'Dedicated' Northants deputy lieutenant bows out

A member of the Windrush Generation is stepping down from her role representing the Royal Family.

Morcea Walker, who came to the UK from Jamaica in 1958, has been a Deputy Lieutenant of Northamptonshire for the last seven years.

She has reached the mandatory retirement age of 75.

The Lord-Lieutenant of Northamptonshire, James Saunders Watson, praised her "unwavering dedication to community service"

Deputy lieutenants are appointed by a county's lord-lieutenant, subject to the "non-disapproval" of the King or Queen.

They assist the lord-lieutenant in looking after visiting members of the Royal Family and acting on behalf of the monarch at military and civil occasions.

Ms Walker was chosen for the role after years of involvement in community groups in Northamptonshire.

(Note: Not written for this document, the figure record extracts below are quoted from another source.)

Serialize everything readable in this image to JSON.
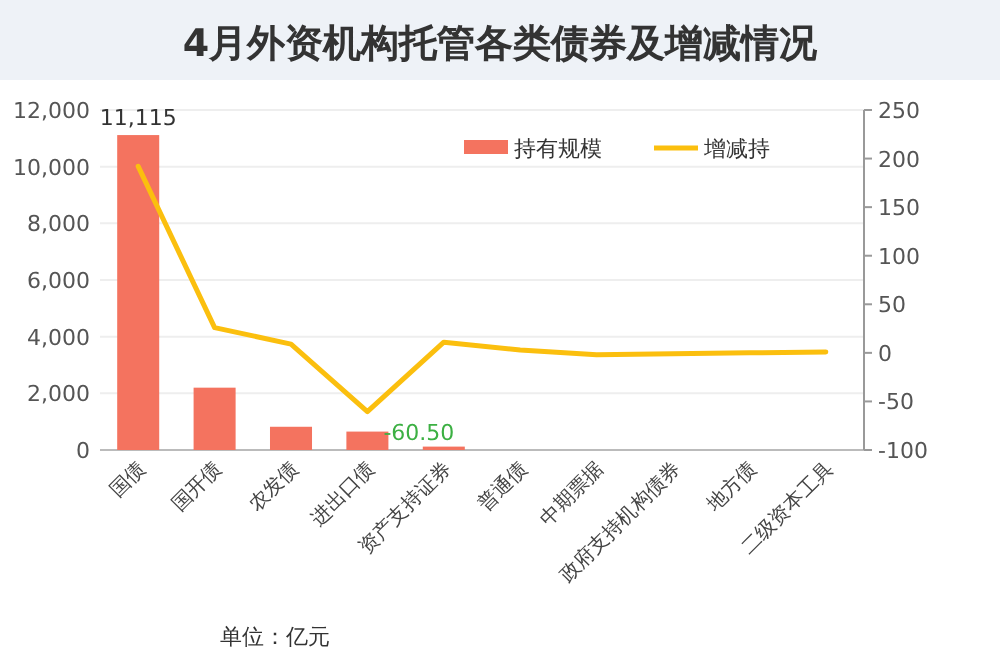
{
  "chart_data": {
    "type": "bar",
    "title": "4月外资机构托管各类债券及增减情况",
    "categories": [
      "国债",
      "国开债",
      "农发债",
      "进出口债",
      "资产支持证券",
      "普通债",
      "中期票据",
      "政府支持机构债券",
      "地方债",
      "二级资本工具"
    ],
    "series": [
      {
        "name": "持有规模",
        "color": "#f4735f",
        "values": [
          11115,
          2200,
          820,
          650,
          120,
          0,
          0,
          0,
          0,
          0
        ],
        "value_labels": [
          "11,115",
          null,
          null,
          null,
          null,
          null,
          null,
          null,
          null,
          null
        ]
      },
      {
        "name": "增减持",
        "type": "line",
        "axis": "y2",
        "color": "#fbbf0e",
        "values": [
          192,
          26,
          9,
          -60.5,
          11,
          3,
          -2,
          -1,
          0,
          1
        ],
        "value_labels": [
          null,
          null,
          null,
          "-60.50",
          null,
          null,
          null,
          null,
          null,
          null
        ]
      }
    ],
    "ylim": [
      0,
      12000
    ],
    "yticks": [
      {
        "value": 0,
        "label": "0"
      },
      {
        "value": 2000,
        "label": "2,000"
      },
      {
        "value": 4000,
        "label": "4,000"
      },
      {
        "value": 6000,
        "label": "6,000"
      },
      {
        "value": 8000,
        "label": "8,000"
      },
      {
        "value": 10000,
        "label": "10,000"
      },
      {
        "value": 12000,
        "label": "12,000"
      }
    ],
    "y2lim": [
      -100,
      250
    ],
    "y2ticks": [
      -100,
      -50,
      0,
      50,
      100,
      150,
      200,
      250
    ],
    "grid": "y",
    "legend": "top right",
    "annotations": [
      "单位：亿元"
    ]
  }
}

Morcea Walker in black and white photo
Ms Walker was a teacher after she came over from Jamaica [BBC]

She came to the UK 10 years after HMT Empire Windrush arrived in the UK carrying 492 passengers from the Caribbean.

She told the BBC: "I never saw my grandparents again and that is painful, even now."

Lowdown float in Northampton Carnival
Ms Walker has been one of the main organisers of the Northampton Carnival [Pete Cooper/BBC]

Ms Walker has played a key role in organising the Northampton Carnival for several years, and has worked with the county's African and Caribbean community.

She is a trustee of the Northamptonshire Music and Performing Arts Trust and of the Community Law Service.

She said: "When I received a letter inviting me to become a deputy lieutenant, I did ignore it believing it was 'not real', but a follow-up request meant I had to take the matter a bit more seriously."

She added that she had had a "wonderful time" in the role: "I never anticipated the privilege of serving as Vice Lord-Lieutenant, but it has been a journey filled with both challenges and triumphs.

"From chairing meetings to engaging with communities and hosting royal visits, every moment has been both frightening and inspiring."

Mr Saunders Watson said: "Morcea's departure leaves behind a legacy of excellence, compassion, and unwavering dedication to community service.

"Her commitment to inclusivity and community involvement has left an indelible mark on the area. Her impact will be felt for years to come, serving as an inspiration for all those who follow in her steps."